BRITAIN’S military-industrial complex, from military and intelligence chiefs to British and US arms corporations, are determined to squeeze every last billion from the Labour government’s budget, whether from the sick, the disabled, the unemployed or pensioners.
The state, capitalist mass media and capitalism’s paid-for politicians are determined that no dissenting voice will be heard challenging their predictions of imminent catastrophe should the Tory-Labour rearmament drive fail to accelerate.
It would appear that Britain’s atomic arsenal of more than 220 nuclear warheads, each one capable of inflicting eight Hiroshimas on the (Russian or Chinese) “enemy,” is not quite the “supreme deterrent” we have been led to believe.
We need to spend more, say the “defence correspondents,” pundits and politicians who fill up television screens that can find no room for the huge European Peace Conference held in London last weekend.
Will Burnham give in to this relentless war-mongering waged by President Trump, the gutter press, the BBC, the Tory Party, Lib-Dem leader Ed Davey and — judging from Tuesday’s “defence” debate in the Commons last Tuesday — much of the Parliamentary Labour Party?
Even Plaid Cymru’s prime minister in Wales seems to be wobbling.
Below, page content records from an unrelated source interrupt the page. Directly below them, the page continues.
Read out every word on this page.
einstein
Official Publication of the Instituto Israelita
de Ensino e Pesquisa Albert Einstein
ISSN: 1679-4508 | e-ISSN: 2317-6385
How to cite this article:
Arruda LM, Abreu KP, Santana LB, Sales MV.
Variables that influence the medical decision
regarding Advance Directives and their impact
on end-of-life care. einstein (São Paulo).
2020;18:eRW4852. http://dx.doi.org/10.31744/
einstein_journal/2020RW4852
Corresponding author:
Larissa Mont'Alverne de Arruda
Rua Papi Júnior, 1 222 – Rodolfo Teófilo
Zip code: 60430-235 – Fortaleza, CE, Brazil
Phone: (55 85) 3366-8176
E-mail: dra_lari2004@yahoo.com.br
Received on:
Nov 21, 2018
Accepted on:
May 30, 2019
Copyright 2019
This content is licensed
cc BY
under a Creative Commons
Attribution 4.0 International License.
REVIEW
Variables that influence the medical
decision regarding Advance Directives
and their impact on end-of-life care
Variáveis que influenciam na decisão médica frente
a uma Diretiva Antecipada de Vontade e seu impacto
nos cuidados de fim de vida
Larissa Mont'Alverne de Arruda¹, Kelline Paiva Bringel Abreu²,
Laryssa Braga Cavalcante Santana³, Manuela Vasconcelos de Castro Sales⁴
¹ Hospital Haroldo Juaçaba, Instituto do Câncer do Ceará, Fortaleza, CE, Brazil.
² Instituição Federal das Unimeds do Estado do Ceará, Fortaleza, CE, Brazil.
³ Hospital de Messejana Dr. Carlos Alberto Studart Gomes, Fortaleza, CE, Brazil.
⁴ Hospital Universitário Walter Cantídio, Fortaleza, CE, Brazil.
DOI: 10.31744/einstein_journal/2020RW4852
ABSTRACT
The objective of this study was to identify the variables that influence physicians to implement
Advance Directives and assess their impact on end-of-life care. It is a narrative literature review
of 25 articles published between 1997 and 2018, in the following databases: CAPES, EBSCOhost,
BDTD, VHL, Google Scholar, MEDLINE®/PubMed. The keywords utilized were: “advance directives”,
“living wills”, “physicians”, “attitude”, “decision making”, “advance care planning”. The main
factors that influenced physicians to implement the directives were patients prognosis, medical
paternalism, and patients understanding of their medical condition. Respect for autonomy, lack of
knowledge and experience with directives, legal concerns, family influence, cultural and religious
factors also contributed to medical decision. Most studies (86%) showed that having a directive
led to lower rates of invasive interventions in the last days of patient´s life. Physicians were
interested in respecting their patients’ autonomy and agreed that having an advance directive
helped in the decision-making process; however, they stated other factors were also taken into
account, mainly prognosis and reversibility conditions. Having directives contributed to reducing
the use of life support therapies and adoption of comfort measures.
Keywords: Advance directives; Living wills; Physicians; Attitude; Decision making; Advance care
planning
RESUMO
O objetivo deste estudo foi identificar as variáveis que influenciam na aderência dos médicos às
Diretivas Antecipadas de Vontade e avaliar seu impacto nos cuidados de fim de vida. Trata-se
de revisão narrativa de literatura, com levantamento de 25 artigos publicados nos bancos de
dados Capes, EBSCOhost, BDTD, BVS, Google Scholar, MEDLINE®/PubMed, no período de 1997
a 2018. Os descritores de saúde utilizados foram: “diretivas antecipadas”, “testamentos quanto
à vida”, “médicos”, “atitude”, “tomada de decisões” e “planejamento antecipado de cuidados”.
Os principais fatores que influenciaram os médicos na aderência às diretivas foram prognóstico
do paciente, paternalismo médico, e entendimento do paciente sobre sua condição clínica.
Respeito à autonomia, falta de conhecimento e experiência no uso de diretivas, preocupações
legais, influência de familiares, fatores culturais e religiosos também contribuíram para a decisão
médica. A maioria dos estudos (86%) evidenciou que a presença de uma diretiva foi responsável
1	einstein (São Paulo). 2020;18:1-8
Rhun ap Iorwerth’s disingenuous response to a Labour challenge in the Senedd was to say that Plaid has “never advocated or suggested that the UK should pull out of Nato” and that an independent Wales would decide on “what kind of association or membership it should have” with the US-led alliance.
For the record, Plaid Cymru’s policy on Nato has long been for withdrawal, not for any kind of full or associate membership of any kind by anyone.
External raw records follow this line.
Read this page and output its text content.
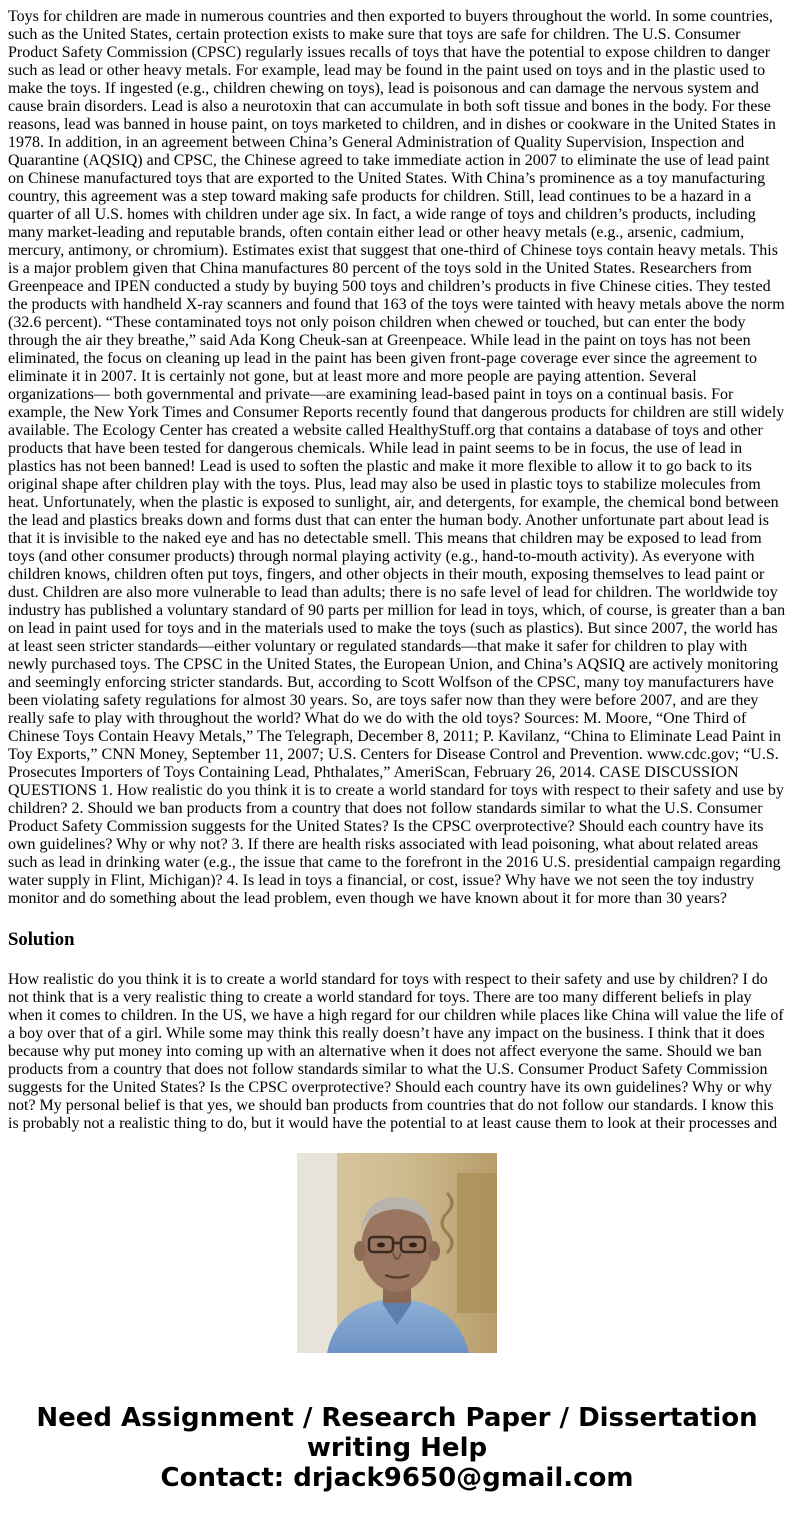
Toys for children are made in numerous countries and then exported to buyers throughout the world. In some countries, such as the United States, certain protection exists to make sure that toys are safe for children. The U.S. Consumer Product Safety Commission (CPSC) regularly issues recalls of toys that have the potential to expose children to danger such as lead or other heavy metals. For example, lead may be found in the paint used on toys and in the plastic used to make the toys. If ingested (e.g., children chewing on toys), lead is poisonous and can damage the nervous system and cause brain disorders. Lead is also a neurotoxin that can accumulate in both soft tissue and bones in the body. For these reasons, lead was banned in house paint, on toys marketed to children, and in dishes or cookware in the United States in 1978. In addition, in an agreement between China’s General Administration of Quality Supervision, Inspection and Quarantine (AQSIQ) and CPSC, the Chinese agreed to take immediate action in 2007 to eliminate the use of lead paint on Chinese manufactured toys that are exported to the United States. With China’s prominence as a toy manufacturing country, this agreement was a step toward making safe products for children. Still, lead continues to be a hazard in a quarter of all U.S. homes with children under age six. In fact, a wide range of toys and children’s products, including many market-leading and reputable brands, often contain either lead or other heavy metals (e.g., arsenic, cadmium, mercury, antimony, or chromium). Estimates exist that suggest that one-third of Chinese toys contain heavy metals. This is a major problem given that China manufactures 80 percent of the toys sold in the United States. Researchers from Greenpeace and IPEN conducted a study by buying 500 toys and children’s products in five Chinese cities. They tested the products with handheld X-ray scanners and found that 163 of the toys were tainted with heavy metals above the norm (32.6 percent). “These contaminated toys not only poison children when chewed or touched, but can enter the body through the air they breathe,” said Ada Kong Cheuk-san at Greenpeace. While lead in the paint on toys has not been eliminated, the focus on cleaning up lead in the paint has been given front-page coverage ever since the agreement to eliminate it in 2007. It is certainly not gone, but at least more and more people are paying attention. Several organizations— both governmental and private—are examining lead-based paint in toys on a continual basis. For example, the New York Times and Consumer Reports recently found that dangerous products for children are still widely available. The Ecology Center has created a website called HealthyStuff.org that contains a database of toys and other products that have been tested for dangerous chemicals. While lead in paint seems to be in focus, the use of lead in plastics has not been banned! Lead is used to soften the plastic and make it more flexible to allow it to go back to its original shape after children play with the toys. Plus, lead may also be used in plastic toys to stabilize molecules from heat. Unfortunately, when the plastic is exposed to sunlight, air, and detergents, for example, the chemical bond between the lead and plastics breaks down and forms dust that can enter the human body. Another unfortunate part about lead is that it is invisible to the naked eye and has no detectable smell. This means that children may be exposed to lead from toys (and other consumer products) through normal playing activity (e.g., hand-to-mouth activity). As everyone with children knows, children often put toys, fingers, and other objects in their mouth, exposing themselves to lead paint or dust. Children are also more vulnerable to lead than adults; there is no safe level of lead for children. The worldwide toy industry has published a voluntary standard of 90 parts per million for lead in toys, which, of course, is greater than a ban on lead in paint used for toys and in the materials used to make the toys (such as plastics). But since 2007, the world has at least seen stricter standards—either voluntary or regulated standards—that make it safer for children to play with newly purchased toys. The CPSC in the United States, the European Union, and China’s AQSIQ are actively monitoring and seemingly enforcing stricter standards. But, according to Scott Wolfson of the CPSC, many toy manufacturers have been violating safety regulations for almost 30 years. So, are toys safer now than they were before 2007, and are they really safe to play with throughout the world? What do we do with the old toys? Sources: M. Moore, “One Third of Chinese Toys Contain Heavy Metals,” The Telegraph, December 8, 2011; P. Kavilanz, “China to Eliminate Lead Paint in Toy Exports,” CNN Money, September 11, 2007; U.S. Centers for Disease Control and Prevention. www.cdc.gov; “U.S. Prosecutes Importers of Toys Containing Lead, Phthalates,” AmeriScan, February 26, 2014. CASE DISCUSSION QUESTIONS 1. How realistic do you think it is to create a world standard for toys with respect to their safety and use by children? 2. Should we ban products from a country that does not follow standards similar to what the U.S. Consumer Product Safety Commission suggests for the United States? Is the CPSC overprotective? Should each country have its own guidelines? Why or why not? 3. If there are health risks associated with lead poisoning, what about related areas such as lead in drinking water (e.g., the issue that came to the forefront in the 2016 U.S. presidential campaign regarding water supply in Flint, Michigan)? 4. Is lead in toys a financial, or cost, issue? Why have we not seen the toy industry monitor and do something about the lead problem, even though we have known about it for more than 30 years?

Solution

How realistic do you think it is to create a world standard for toys with respect to their safety and use by children? I do not think that is a very realistic thing to create a world standard for toys. There are too many different beliefs in play when it comes to children. In the US, we have a high regard for our children while places like China will value the life of a boy over that of a girl. While some may think this really doesn’t have any impact on the business. I think that it does because why put money into coming up with an alternative when it does not affect everyone the same. Should we ban products from a country that does not follow standards similar to what the U.S. Consumer Product Safety Commission suggests for the United States? Is the CPSC overprotective? Should each country have its own guidelines? Why or why not? My personal belief is that yes, we should ban products from countries that do not follow our standards. I know this is probably not a realistic thing to do, but it would have the potential to at least cause them to look at their processes and

Need Assignment / Research Paper / Dissertation
writing Help
Contact: drjack9650@gmail.com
Nobody expects Andy Burnham to adopt such a stance. But will he feed the insatiable Nato war machine with the benefits and pensions of millions of the poorest and most vulnerable people in England, Scotland and Wales?
Which brings us to the other element in the Nato-EU bloc confronting Andy Burnham with fateful choices.
How far will he go towards reversing the outcome of the 2016 EU referendum? Again, the mass media has been filled with faces telling us how Brexit has been a “catastrophe” for the economy and peoples of Britain.
What is never explained is how any renewed submission to EU treaties and rules would make it all but impossible for a new prime minister to rebuild Britain’s industrial base, create a million and more productive jobs, transform our ageing and polluting infrastructure and — most importantly for Burnham’s support base — regenerate our “left behind” regions, economically and socially.
From the late 1940s until EU membership in the early 1970s, the UK operated regional development policies designed to assist older industrial and depopulated rural areas to catch up with wealthier parts of the Midlands and southern and south-east England. A patchwork of development and special development areas benefited from a range of grants, loans and subsidies to attract enterprises and jobs. Companies wishing to invest or expand in wealthier regions were directed to those more in need by a battery of industrial development certificates and office development permits.
This narrowed the regional inequalities gap, without closing it altogether, But every aspect of the policy had to be dismantled to comply with EU rules, notable those for the free movement of capital and the corporate right of establishment. Britain’s post-war system of agricultural support was abolished for similar reasons.
Burnham should reject those siren voices from the Nato-EU bloc that prioritise militarism and neoliberalism over a real programme for the people.